A SHOT AT SYNERGY: Cuban in an e-mail wrote he did not necessarily create Cyber Dust with a partnership with the Mavericks in mind, adding, “It's just a chance to match great tech with great marketing.” Cuban intimated that Mavericks fans who are following the team’s messages on Cyber Dust seem to be enjoying the service thus far, calling it “more personal” than other social media outlets in that conversations are not made public. “Unlike Twitter, they can get a personal response to questions without having other fans see the question,” he wrote. This extends down to sometimes getting personal responses from Cuban himself -- providing fans with a simple and immediate level of access to him. He added, “Because this is not texting or email, we can be much more appealing in what we do with fans.” Cuban has yet to hear of another NBA team inquiring into possibly using the app for their communications and/or marketing. The team has already gotten Dirk Nowitzki to sign up for the service and advertises his handle on its website alongside other athletes and celebrities like Steve Nash.
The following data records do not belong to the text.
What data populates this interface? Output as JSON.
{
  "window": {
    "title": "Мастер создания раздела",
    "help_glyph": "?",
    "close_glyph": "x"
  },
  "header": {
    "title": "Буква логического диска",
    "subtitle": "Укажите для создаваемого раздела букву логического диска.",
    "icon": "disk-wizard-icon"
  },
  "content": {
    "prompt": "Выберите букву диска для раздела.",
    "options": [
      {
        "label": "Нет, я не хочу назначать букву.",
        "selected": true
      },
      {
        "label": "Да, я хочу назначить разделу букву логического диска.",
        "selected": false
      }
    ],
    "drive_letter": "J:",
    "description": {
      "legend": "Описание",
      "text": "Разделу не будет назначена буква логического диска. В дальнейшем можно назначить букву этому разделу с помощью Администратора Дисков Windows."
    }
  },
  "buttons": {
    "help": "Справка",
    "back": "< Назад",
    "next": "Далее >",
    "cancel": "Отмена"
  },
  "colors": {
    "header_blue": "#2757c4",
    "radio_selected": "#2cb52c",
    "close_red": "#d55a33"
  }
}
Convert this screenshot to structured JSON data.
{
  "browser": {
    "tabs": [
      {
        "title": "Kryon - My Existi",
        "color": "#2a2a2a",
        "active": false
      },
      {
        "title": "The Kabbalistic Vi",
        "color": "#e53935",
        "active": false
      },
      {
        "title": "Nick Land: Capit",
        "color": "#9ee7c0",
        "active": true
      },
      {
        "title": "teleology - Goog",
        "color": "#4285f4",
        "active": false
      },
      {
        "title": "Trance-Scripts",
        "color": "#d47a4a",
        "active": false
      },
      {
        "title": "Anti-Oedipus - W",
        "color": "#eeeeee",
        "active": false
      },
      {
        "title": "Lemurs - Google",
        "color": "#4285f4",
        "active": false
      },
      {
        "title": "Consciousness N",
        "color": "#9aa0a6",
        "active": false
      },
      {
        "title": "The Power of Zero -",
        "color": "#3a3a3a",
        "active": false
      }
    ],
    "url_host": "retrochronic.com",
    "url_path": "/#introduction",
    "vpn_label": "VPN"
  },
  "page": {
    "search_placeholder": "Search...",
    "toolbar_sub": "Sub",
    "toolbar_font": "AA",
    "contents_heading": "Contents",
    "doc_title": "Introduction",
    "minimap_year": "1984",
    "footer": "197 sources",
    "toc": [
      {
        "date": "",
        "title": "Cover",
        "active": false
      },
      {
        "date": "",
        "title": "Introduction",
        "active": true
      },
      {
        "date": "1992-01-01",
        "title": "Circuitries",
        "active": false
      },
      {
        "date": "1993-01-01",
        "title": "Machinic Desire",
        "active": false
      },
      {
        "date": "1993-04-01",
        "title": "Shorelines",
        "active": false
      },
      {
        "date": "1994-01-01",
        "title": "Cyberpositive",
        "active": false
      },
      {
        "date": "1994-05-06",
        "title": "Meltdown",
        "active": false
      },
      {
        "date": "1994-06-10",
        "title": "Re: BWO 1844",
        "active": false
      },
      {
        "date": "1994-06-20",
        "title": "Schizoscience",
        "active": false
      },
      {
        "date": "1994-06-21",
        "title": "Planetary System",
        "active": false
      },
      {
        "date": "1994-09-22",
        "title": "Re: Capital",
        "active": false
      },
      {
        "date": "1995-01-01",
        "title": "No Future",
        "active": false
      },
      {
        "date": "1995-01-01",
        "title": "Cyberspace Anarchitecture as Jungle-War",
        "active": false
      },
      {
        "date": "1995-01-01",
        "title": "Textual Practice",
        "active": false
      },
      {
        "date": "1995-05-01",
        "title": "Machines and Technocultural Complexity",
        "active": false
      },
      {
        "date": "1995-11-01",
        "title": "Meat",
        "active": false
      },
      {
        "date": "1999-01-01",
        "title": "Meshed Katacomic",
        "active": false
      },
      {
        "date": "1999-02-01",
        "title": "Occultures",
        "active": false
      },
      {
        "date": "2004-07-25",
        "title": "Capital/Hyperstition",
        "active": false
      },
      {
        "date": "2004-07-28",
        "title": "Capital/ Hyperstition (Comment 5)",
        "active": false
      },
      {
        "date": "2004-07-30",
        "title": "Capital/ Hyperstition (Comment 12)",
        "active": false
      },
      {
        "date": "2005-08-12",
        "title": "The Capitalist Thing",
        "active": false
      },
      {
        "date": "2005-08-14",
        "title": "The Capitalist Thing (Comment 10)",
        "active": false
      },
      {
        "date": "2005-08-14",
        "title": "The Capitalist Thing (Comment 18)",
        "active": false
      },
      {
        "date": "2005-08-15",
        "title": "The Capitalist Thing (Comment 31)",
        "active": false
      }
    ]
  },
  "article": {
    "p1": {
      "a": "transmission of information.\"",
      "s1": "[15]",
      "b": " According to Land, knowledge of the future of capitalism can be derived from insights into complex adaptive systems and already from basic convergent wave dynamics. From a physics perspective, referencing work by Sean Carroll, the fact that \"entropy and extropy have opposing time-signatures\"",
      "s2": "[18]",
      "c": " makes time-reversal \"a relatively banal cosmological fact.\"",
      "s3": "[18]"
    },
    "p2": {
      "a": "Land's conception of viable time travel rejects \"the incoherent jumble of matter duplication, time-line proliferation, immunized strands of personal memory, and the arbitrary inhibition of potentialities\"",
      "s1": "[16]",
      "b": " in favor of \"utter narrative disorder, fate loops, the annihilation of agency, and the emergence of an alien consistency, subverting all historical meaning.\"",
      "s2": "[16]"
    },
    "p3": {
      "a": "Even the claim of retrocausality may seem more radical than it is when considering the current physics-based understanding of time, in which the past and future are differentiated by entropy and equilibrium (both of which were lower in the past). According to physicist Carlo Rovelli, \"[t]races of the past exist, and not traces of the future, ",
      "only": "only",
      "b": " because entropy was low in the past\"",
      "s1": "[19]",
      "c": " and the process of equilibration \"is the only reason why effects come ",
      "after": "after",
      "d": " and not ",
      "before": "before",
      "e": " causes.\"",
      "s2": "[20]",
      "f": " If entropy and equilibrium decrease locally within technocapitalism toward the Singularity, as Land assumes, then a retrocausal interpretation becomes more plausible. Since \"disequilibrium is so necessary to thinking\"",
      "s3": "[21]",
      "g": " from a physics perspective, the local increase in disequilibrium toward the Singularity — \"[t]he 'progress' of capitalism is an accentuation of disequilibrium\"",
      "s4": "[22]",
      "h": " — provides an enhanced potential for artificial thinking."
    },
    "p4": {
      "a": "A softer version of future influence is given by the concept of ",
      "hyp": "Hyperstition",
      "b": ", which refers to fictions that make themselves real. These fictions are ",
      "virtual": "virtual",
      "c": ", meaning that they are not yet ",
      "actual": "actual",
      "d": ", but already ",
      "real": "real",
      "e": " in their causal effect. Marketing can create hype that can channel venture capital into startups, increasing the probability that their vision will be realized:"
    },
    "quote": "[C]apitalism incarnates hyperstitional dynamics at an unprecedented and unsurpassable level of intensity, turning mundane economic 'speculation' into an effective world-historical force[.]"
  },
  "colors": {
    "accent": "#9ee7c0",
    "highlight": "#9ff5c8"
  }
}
Cuban plans to continue to bring players into the fold in terms of getting them accounts and then promoting them, exemplified by the company signing an endorsement deal on Thursday with ARCA Racing Series driver Shannon McIntosh. Asked how he plans to monetize the app, Cuban responded, “Stay tuned.”

PRIVACY A KEY: Cuban has become an outspoken privacy advocate through the years, and the app's emergence comes at a time of heightened concern in the U.S. over privacy. Cuban also has publicly accused the Securities & Exchange Commission of taking out of context old text messages he had sent during its investigation of him over insider trading, in which he was exonerated. These factors helped give him the idea to create the app.